As with previous game in this genre, you have your health and ability bars that are slowly draining as you take damage and engage your various powers, but they refill nearly as fast as you defeat enemies and collect orbs from the large and destructible environments. You’ll earn Ability Points throughout the game that you can spend in the Powers Menu to upgrade your existing powers and experiment with new ones. You can also reconfigure your points distribution, which is a great feature since powers in one part of the game might not serve you so well in another. If you prefer not to fool around with all the RPG elements of the game you can simply turn on Auto Spend and the game will handle all your upgrades behind the scenes.
In addition to managing the members of your team you also get to manage the team itself with Team Boosts; badges that you can assign to the team to modify everyone so they do more damage or take less damage or enhance their attacks. There are 200 of these modifiers to collect and mix and match, and again, if you don’t like to micromanage stats and abilities, just have them auto-assigned.
If all this sounds like too much work for one person you will certainly be glad to know the game supports drop-in/drop-out co-op play for up to four people. Now the only battle will be deciding who gets to play whom. Even better, XP earned in co-op play carries over to the solo adventure.
I suppose my only real complaint with the gameplay is that it gets really boring and really repetitive, which is surprising given the amount of potential the character roster and four-character match-ups and Fusion Power concept would seem to offer. But after only a few hours into the game two things are going to happen. You are either going to sample everybody and do and see a bit of everything and get bored, or you are going to settle on your favorite ensemble and fall into a rut.

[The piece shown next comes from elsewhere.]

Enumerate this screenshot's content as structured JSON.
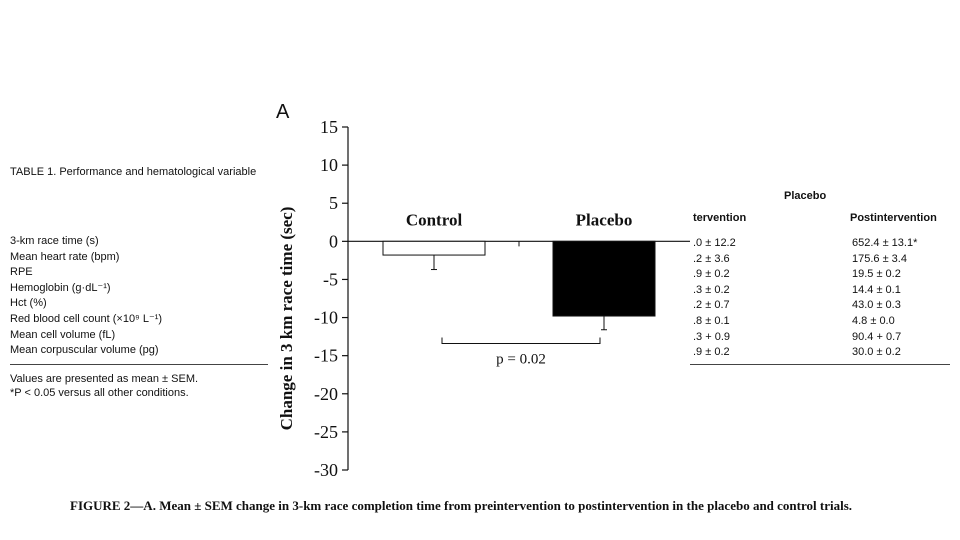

Don’t get me wrong – Marvel fans and comic book lovers are going to go berserk over this game, but the more casual gamers are going to have their fill probably before their rental period has expired.
There is a modest attempt to flesh out the Marvel universe with some incidental elements. Between missions you hang out at Stark Tower or the SHIELD base where you can engage in conversations with other characters. This reminded me of Mass Effect with responses that fall into predefined categories such as diplomatic or aggressive, which in turn fill up a meter that will eventually earn you a specific Boost power. There are some amusing things to discover in these hub areas like news reports, snippets from a TV reality show about superheroes, or even access to a training simulator and a fantastic superhero trivia game.
As far as presentation, the game looks fantastic, both in level and character design. Each superhero has their own set of awesome moves and the level of destruction is fantastic not to mention all the flashy effects. Lighting is phenomenal along with reflections and detailed textures. The camera is pretty good about covering all the action from a good angle, but I wished it would zoom in a bit tighter to get a better look at these characters.
The music is excellent but the voice acting is pretty lame and downright awful for a few characters – Thor comes to mind. Special effects are solid, mostly smashing and breaking noises punctuated with some flashy superpower noises that sound reasonably appropriate.
Completionists will find 50 Achievements, most of which are awarded for progressing through the game, with more challenging ones based on earning medals, collecting stuff, or doing the sim and trivia challenges. It will take about two passes through the game to level up the entire roster, but by design, the game encourages you to play through a second time.
Ultimate Alliance 2 starts off slow, which isn’t good since most people make their decision to finish a game within the first one or two hours. For me, the game didn’t really take off until the whole Pro-Reg, Anti-Reg debate kicked in, but even then I kept lapsing into these daydreaming ruts of gaming. It was really hard to focus on the story or any driving force behind all the mindless button mashing.